In ’85 or ’86, at eighteen or nineteen years of age, when she was attending Adelaide Uni, doing chemistry, she met a medical student (a distant guy that I barely got to know) and went out with him for around six months. Her mum told me that Alyn came home very distressed one evening and never went out with him again. It’s not right, though, to assume either that she was gay and suddenly realised it or that he abused her. I don’t know, and I won’t speculate. Alyn’s dad was disappointed, missing out on a doctor as a son-in-law, but he got over it.
After the med student, Alyn took up with a girl, another chem student. She’d had close girlfriends before but this was different, playing in cricket and football teams; seldom out of each other’s sight. After a year or so of this, Alyn told me, ‘Prue and I love each other,’ to which I said, ‘I know,’ and she laughed and said: ‘I know you know. I just had to tell you,’ and we had a teary-eyed, happy hug.
Alyn and Prue had a wide circle of friends. They had nothing against straight people. They bought a unit, then a house, together. Alyn had two in vitro fertilisations from a nice, gay guy, to produce two beautiful children. Previous to Alyn’s two children, from the same father, Prue had one child—a young man now. He is close to our family, despite the fact that Prue and Alyn separated in 2002. They share the children as any separated, civilised couple might—without the need for lawyers.
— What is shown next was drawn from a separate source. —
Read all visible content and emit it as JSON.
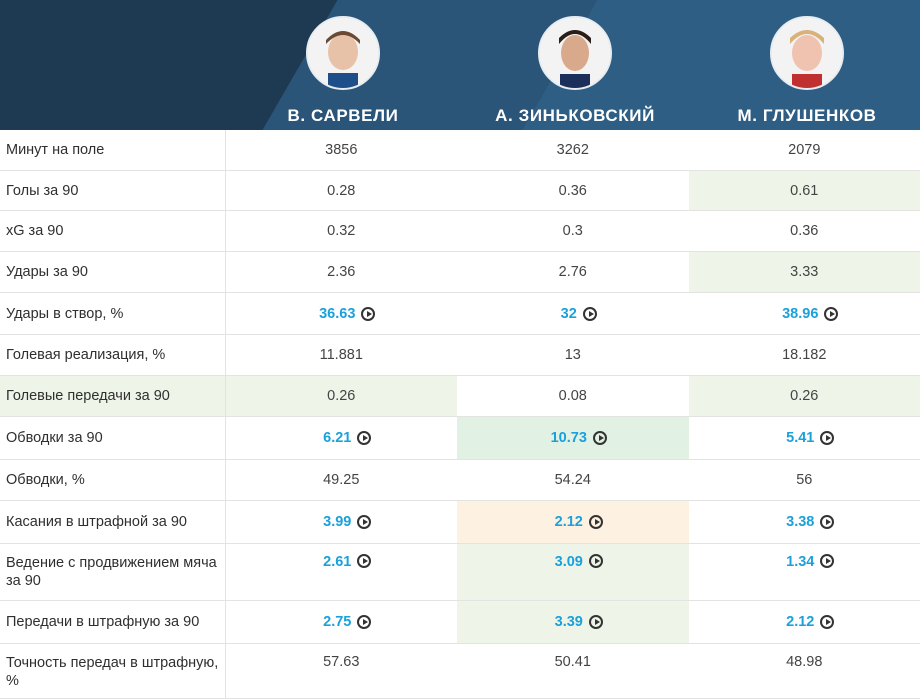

Every few weeks we get together at one home or another, most often my mother-in-law’s. Alyn, her brother, his wife and their grown children and partners; Alyn and Prue’s kids and their dad and his Officially-Married-To-Him-In-Canada-Partner; Cilona and me with our kids and their partners. Prue doesn’t come but she’d be welcome if she did. Sometimes others are added to the mix, including my song-writing cohort of fifteen years who went all the way through the M>F thing in the late ’90 and who goes to the pub with me and drinks double-Jacks with beer chasers when we hit a song on the head (hasn’t forgotten what it’s like to be a bloke) and other close friends who are usually probably straight and are certainly open-minded. Coming out would be easy in such company. I would encourage anyone who’s in need of sharing their ‘difference’ to find such healthy company to do it in.
In ’94 or ’95 my songwriting friend said to me, suddenly, as we sat under huge trees to the side of my old house: ‘You know I’m transsexual,’ and I laughed for perhaps one-eighth of a second before I realised he—now she—was serious.
‘That’s okay,’ I said sincerely, while not imagining how hard the journey was to be—for her, her wife and young family and all the old friends, some of whom would throw in the towel, while others have stayed the course. I grieve for my old mate, while realising the part of him that she wanted to remain with her is still there.
I believe that many of those who are intolerant of homosexuality are not so much homophobic as phobic. They don’t want their uncertain and often precarious course through life disrupted. They are having such a difficult time coping with ‘normalcy’ that anything ‘different’ has to be avoided, denied or rejected as a matter of priority.
When you tell someone you’re different, seek the truly strong: the thoughtful—those who care for others. I believe it’s a good idea to find out how cynical a person is about what’s ‘right’ and acceptable’ before going further. A nice, healthy cynicism—a questioning; a pertinent challenge to established, narrow views, not wholehearted angry paranoia. The neurotic who defends you can damage you just as much as the neurotic who opposes you.
Seek those who are gentle and strong. Don’t be fooled by appearances. Be patient, and believe in yourself. Take your time getting to know people—and good luck.
And to those straights who lose sleep over the acceptance of homosexuality as an entitlement. Relax. . . . queers are unlikely to demand your compliance.